Vincent van Gogh had been out walking his imaginary dog. He found it helpful to have imaginary pets. And it was the dog too who first sniffed the thing. It stopped mid-step at the gate and gave a loud yelp. Van Gogh found the dog’s behaviour quite baffling. This had been an obedient dog, unlike other imaginary stuff. When he tried to induce it inside, it resisted.
Something was really off. He opened the gate and passed. Behind, the dog whined, its yelps a premonition. He stood thinking, dreading. Then went up to meet the thing in the atelier.
The light had faded out the window a while back. The lamps were not lit yet. He rested on the door-step, adjusting his eyes to the dimness of the workshop. All around the room canvases of half-finished paintings, colours, brushes, palette knives, were scattered on the floor and on the chairs. He peered into the dusk of the room, his eyes blind after having been outside in the colours and light. He searched the window seats, the folds of the curtains; crouched down to look under the chairs and tables. The thing was directly in front of him, crouching, just off the threshold. He was disquieted for a moment when he saw it. He was expecting something that lurked.
The thing was a thick mound teeming with a swarm of eyes, bulging, crowded one over the other and staring at him hostilely. The eyes blinked constantly; first closing slowly, then all opening one by one in a pattern.
The whole movement was like a shimmering of the beehive. Hairy spiders crawled up Van Gogh’s spine. First instinct was to run for the door, which he resisted. Even face to face with the abhorrent thing, he accepted that the flight was impossible, now, after having seen it. Its visual imprints would be caged in his memory, forever.
He mulled over if he should call neighbours and friends to help him get rid of it, but decided against it. Can things like these be shown outside? He thought of his critics. No, let it not be seen by anyone, he came to the conclusion after thinking it over. He knew what was required of him, his own responsibility. He needed to throw it out of the house. But he was loath to go near it, and touch. It could not be swept off, nor raked out, and while shovelling it; might slip and slide onto his feet. The last image made him break out into cold sweats. He fetched a blanket from the bedroom and flung it across the thing. Then skipping into the room he started stacking
furniture and paintings on the loose ends of the quilt. The thing lay roofed in, impassive and unmoved.

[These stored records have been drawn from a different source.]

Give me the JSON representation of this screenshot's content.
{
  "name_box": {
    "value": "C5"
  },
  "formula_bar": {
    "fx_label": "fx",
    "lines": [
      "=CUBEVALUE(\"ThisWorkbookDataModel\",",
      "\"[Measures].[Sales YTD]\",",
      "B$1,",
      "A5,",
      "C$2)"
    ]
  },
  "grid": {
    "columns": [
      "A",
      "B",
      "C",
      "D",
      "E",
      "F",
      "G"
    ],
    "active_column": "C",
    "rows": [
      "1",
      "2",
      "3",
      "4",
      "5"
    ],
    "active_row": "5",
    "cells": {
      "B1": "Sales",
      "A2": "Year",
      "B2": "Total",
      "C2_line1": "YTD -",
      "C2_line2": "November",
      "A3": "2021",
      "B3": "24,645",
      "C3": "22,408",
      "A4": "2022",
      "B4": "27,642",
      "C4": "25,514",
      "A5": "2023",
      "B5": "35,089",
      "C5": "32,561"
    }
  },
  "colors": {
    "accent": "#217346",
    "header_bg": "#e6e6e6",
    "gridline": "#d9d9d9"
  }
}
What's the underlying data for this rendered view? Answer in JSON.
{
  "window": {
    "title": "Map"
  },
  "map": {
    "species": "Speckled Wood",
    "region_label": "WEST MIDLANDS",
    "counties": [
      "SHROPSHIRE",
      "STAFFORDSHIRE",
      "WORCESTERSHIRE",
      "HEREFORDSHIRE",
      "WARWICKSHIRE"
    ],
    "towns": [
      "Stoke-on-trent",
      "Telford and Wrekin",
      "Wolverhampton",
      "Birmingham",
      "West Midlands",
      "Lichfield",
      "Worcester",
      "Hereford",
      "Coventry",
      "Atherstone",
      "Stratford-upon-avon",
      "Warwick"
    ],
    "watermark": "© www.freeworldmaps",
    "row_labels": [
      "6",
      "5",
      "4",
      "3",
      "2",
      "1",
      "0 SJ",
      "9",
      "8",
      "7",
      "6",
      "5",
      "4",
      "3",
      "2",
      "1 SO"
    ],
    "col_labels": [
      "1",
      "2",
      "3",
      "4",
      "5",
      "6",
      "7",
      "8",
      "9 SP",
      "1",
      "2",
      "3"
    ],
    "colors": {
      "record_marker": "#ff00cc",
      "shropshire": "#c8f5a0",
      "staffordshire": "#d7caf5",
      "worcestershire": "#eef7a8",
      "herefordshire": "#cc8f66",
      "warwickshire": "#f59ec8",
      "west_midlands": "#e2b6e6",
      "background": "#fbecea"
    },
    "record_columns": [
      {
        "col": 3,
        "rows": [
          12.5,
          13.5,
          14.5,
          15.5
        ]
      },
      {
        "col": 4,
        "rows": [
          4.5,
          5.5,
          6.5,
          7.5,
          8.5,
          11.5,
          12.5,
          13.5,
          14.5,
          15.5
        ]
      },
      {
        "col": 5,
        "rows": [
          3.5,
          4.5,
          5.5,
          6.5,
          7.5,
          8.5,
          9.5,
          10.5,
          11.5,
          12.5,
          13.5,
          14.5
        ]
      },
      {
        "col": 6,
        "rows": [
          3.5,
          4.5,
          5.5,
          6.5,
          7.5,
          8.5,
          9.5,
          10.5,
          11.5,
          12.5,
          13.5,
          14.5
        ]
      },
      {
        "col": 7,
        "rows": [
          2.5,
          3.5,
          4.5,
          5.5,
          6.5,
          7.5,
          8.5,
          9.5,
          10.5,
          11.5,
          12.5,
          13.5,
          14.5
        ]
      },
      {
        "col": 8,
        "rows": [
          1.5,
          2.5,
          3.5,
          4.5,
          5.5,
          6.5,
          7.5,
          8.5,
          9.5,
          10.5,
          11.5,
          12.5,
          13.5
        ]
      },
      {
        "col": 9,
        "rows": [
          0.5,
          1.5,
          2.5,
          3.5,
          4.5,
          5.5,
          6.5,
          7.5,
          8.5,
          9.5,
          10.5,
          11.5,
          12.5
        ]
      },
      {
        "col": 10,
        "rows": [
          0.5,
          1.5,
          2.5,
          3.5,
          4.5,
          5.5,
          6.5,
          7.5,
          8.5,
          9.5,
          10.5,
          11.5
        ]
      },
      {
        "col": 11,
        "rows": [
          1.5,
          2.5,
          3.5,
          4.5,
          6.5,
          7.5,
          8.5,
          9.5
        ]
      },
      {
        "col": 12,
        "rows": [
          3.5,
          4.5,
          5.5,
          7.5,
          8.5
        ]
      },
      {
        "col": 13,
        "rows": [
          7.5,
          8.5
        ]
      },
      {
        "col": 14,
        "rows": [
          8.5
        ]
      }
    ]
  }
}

The next morning, he was roused up by a steady, low scraping noise. In an instant, he was out of the bed and on the stairs to the workshop. The bundle of eyes, for that is what he called it now, had wriggled out from under the blanket. He stood with the doorknob in his hand, listening to it move inside. He did not want to look at it in the daylight, desiring his conscience to be deceived; to let it remain an illusion of nights. All the same, it was there, squirming against his labour of love - his masterpieces.
He came outside, rather breathless. The sun was up and the air was luminous with the smells and colours of the morning. The bright greenery of the foliage glowed in the gentle light. The scent of the fresh barley hit him and his nostrils flared up keenly. He breathed deep into his lungs, his cells lapping up the oxygen, hungrily. All his being shivered in response to the stirrings of life.
All this beauty was like a pain — a delicious anguish, that quickened his steps, filled his heart with dreams. His soul was awash with rapture which would metamorphose into the longing to create. A single eagle, its wings chipped by age and weather, swooped down out of sight. He walked on.
Then it rose, triumphant, a field mouse clutched in its talons. His heart contracted. He had never had any stomach for the cruel necessities of nature. But it was in his make-up. It made him what he was.
Then he stopped. Along the road, a bank of purple flowers with big yellow hearts nodded their heads in the light wind, proud and aloof, and yet strangely fleshy and miserly of life. A reluctance, like a sudden coldness, came over him. He thought of the bundle of eyes writhing through his things, its loose, puckered skin folding over the eyes in slow sickening waves. He realized abruptly what a multitude the thing was.
Peasants trooped to the fields. It was going to be a windy day, one in which breeze sprang up in the tops of the trees and one felt heady with all the motions. He liked days like this. Liked to be blown about with the elements. But still the thing walked over his canvases, like on a grave. He felt inadequate and inept to the existence. Quite overwhelmed; his dampened spirit refused to rise again.
He turned homewards, rueful of the day. He knew what was to be done.